Surveillance law shields US telcos from lawsuits

The US House easily approved a compromise bill setting new electronic surveillance rules that effectively shield telcos from lawsuits arising from the government's terrorism-era warrantless eavesdropping on phone and computer lines in the US..

According to an Associated Press report, the bill, which was passed on a 293-129 vote, does more than just protect the telecoms.

The update to the 30-year-old Foreign Intelligence Surveillance Act is an attempt to balance privacy rights with the government's responsibility to protect the country against attack, taking into account changes in telecoms technologies, the Associated Press report also said.

'This bill, though imperfect, protects both,' Rep. Jane Harman, D-Calif., and a former member of the House intelligence committee, was quoted as saying.

President Bush praised the bill, the report said.

The House's passage of the FISA Amendment bill marks the beginning of the end to a monthslong standoff between Democrats and Republicans about the rules for government wiretapping inside the US.

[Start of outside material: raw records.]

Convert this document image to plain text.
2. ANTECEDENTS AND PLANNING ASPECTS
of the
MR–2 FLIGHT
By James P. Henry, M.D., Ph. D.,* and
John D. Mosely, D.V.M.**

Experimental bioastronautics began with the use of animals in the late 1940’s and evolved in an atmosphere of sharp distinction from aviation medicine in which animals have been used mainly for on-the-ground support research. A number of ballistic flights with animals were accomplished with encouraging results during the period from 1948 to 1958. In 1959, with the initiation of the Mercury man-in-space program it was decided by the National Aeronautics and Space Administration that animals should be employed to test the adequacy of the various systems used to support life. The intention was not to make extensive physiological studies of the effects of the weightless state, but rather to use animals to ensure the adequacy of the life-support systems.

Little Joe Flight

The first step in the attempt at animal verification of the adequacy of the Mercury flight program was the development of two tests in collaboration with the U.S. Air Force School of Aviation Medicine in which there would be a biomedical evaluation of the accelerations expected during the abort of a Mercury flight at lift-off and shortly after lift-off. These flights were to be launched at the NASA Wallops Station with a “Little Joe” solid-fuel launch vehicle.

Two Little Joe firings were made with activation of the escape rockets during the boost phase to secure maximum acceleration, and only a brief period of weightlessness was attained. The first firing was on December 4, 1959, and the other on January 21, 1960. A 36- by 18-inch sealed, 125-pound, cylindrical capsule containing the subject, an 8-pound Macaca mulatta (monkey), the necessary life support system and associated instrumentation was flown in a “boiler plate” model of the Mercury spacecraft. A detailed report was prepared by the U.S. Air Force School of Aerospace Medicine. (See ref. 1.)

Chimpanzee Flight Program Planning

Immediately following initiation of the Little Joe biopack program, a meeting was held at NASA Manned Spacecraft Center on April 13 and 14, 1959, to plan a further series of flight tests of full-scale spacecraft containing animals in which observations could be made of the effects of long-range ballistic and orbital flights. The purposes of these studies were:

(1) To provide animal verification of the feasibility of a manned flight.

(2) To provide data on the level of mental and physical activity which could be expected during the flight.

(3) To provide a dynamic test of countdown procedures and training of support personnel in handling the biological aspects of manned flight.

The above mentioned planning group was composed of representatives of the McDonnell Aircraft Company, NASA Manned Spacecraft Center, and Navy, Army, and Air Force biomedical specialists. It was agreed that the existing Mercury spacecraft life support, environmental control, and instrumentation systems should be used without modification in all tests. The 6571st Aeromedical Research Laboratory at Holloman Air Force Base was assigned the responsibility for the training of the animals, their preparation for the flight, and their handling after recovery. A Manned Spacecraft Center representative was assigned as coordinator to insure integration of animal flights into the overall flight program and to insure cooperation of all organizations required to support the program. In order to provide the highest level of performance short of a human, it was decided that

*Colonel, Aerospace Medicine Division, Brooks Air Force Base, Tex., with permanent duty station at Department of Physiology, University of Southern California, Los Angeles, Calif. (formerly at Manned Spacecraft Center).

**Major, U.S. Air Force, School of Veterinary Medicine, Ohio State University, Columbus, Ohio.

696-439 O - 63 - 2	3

The Senate was expected to pass the bill with a large margin, perhaps as soon as next week, before Congress takes a break during the week of the Fourth of July.

The government eavesdropped on American phone and computer lines for almost six years after the September 11 attacks without permission from the Foreign Intelligence Surveillance Court, the special panel established for that purpose under the 1978 law.

Some 40 lawsuits have been filed against the telecommunications companies by groups and individuals who think the Bush administration illegally monitored their phone calls or e-mails.